The gene expression profiles of normal controls and breast cancer patients were downloaded from the official TCGA and METABRIC websites in September 2021. The expression of genes in breast invasive carcinoma (BRCA) were analyzed. Clinical characteristics from the corresponding patients were downloaded.

Evaluation of tumor-infiltrating immune cells (TIIC)

We used the CIBERSORT algorithm (http://cibersort.stanford.edu/) to calculate the tumor-infiltrating immune cell composition. [15] The TIIC immune cells included B cells, plasma cells, T cells, NK cells, macrophages, monocytes, mast cells, dendritic cells, neutrophils and eosinophils. Perl (The Perl Programming Language, version 5.28.1, http://www.perl.org) was conducted to convert IDs and group samples. The limma package of R (The R Project for Statistical Computing, version 3.5.3, https://www.r-project.org) was used to normalize the gene expression data. TIIC, P-value, root mean square error and Pearson's correlation coefficient were quantified for each sample. Furthermore, we applied CIBERSORT to calculate the P value for the deconvolution.

Statistical analysis

All statistical analyses were accomplished using R software (version 3.6.0, R Foundation). The expression of Siglec15 in patients dataset was evaluated. The chi-square test and Fisher’s exact test were applied to identify correlations between Siglec15 mRNA expression and the clinical features of breast cancer. The relationship between clinicopathological features and Siglec15 expression was analyzed with the Wilcoxon signed-rank test and logistic regression. The associations of clinical and pathological characteristics with overall survival in patients were assessed using Cox regression and the Kaplan-Meier method. The cut-off value of Siglec15 expression was determined by its median value. The correlations between TNM stage and immune cells were measured by the Wilcoxon test. The association between clinical follow-ups and immune cells and survival curves were evaluated by log-rank test and Kaplan-Meier analysis. Student's t-test was performed to examine the statistical relevance between two groups. P values <0.05 were considered statistically significant.

Microarray immunohistochemistry showed breast cancer tissue had high Siglec-15 protein expression

The expression level and the positive rates of Siglec-15 were compared between breast cancer tissue and adjacent normal tissue samples by immunohistochemistry on microarray. The samples in odd columns are from breast cancer tissues (Fig 1 A, E). The samples in even columns are from adjacent normal tissues (Fig 1 A, E). Figure B, C and D shows a classic pair of samples. Breast cancer tissue has higher positive staining (Fig 1 C) than adjacent tissue (Fig 1 D). The breast cancer tissues have higher Siglec-15 positive staining rate (70.79±6.95%) than adjacent normal tissues (46.78±7.05%, p<0.001, Fig 1 F).
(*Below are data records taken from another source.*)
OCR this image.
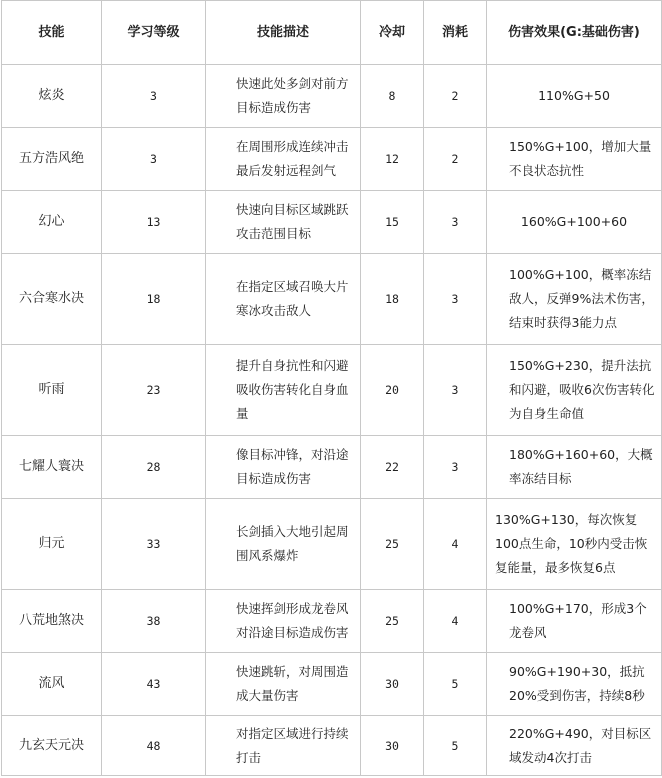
技能	学习等级	技能描述	冷却	消耗	伤害效果(G:基础伤害)
炫炎	3	快速此处多剑对前方目标造成伤害	8	2	110%G+50
五方浩风绝	3	在周围形成连续冲击最后发射远程剑气	12	2	150%G+100，增加大量不良状态抗性
幻心	13	快速向目标区域跳跃攻击范围目标	15	3	160%G+100+60
六合寒水决	18	在指定区域召唤大片寒冰攻击敌人	18	3	100%G+100，概率冻结敌人，反弹9%法术伤害，结束时获得3能力点
听雨	23	提升自身抗性和闪避吸收伤害转化自身血量	20	3	150%G+230，提升法抗和闪避，吸收6次伤害转化为自身生命值
七耀人寰决	28	像目标冲锋，对沿途目标造成伤害	22	3	180%G+160+60，大概率冻结目标
归元	33	长剑插入大地引起周围风系爆炸	25	4	130%G+130，每次恢复100点生命，10秒内受击恢复能量，最多恢复6点
八荒地煞决	38	快速挥剑形成龙卷风对沿途目标造成伤害	25	4	100%G+170，形成3个龙卷风
流风	43	快速跳斩，对周围造成大量伤害	30	5	90%G+190+30，抵抗20%受到伤害，持续8秒
九玄天元决	48	对指定区域进行持续打击	30	5	220%G+490，对目标区域发动4次打击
Databases showed breast cancer tissue had high Siglec15 mRNA expression

From the Cancer Genome Atlas database, we obtained 1,091 breast cancer samples and 113 control samples with both clinical and Siglec-15 gene expression data. The detailed clinical characteristics are listed in Table 1.

We compared the Siglec15 expression in breast cancer and normal tissues. The results indicated that Siglec15 expression was higher in breast cancer tissues than them in normal controls (Fig 2A, 2.10 V.S. 1.34. p=0.000326).

TNM-T1 has higher expression of Siglec15 than control groups (Fig 2B, p=0.011). However, the expressions of Siglec15 do not have differences among TNM-N (Fig 2C, p=0.749), TNM-M (Fig 2D, p=0.799) and stages (Fig 2E, p=0.119).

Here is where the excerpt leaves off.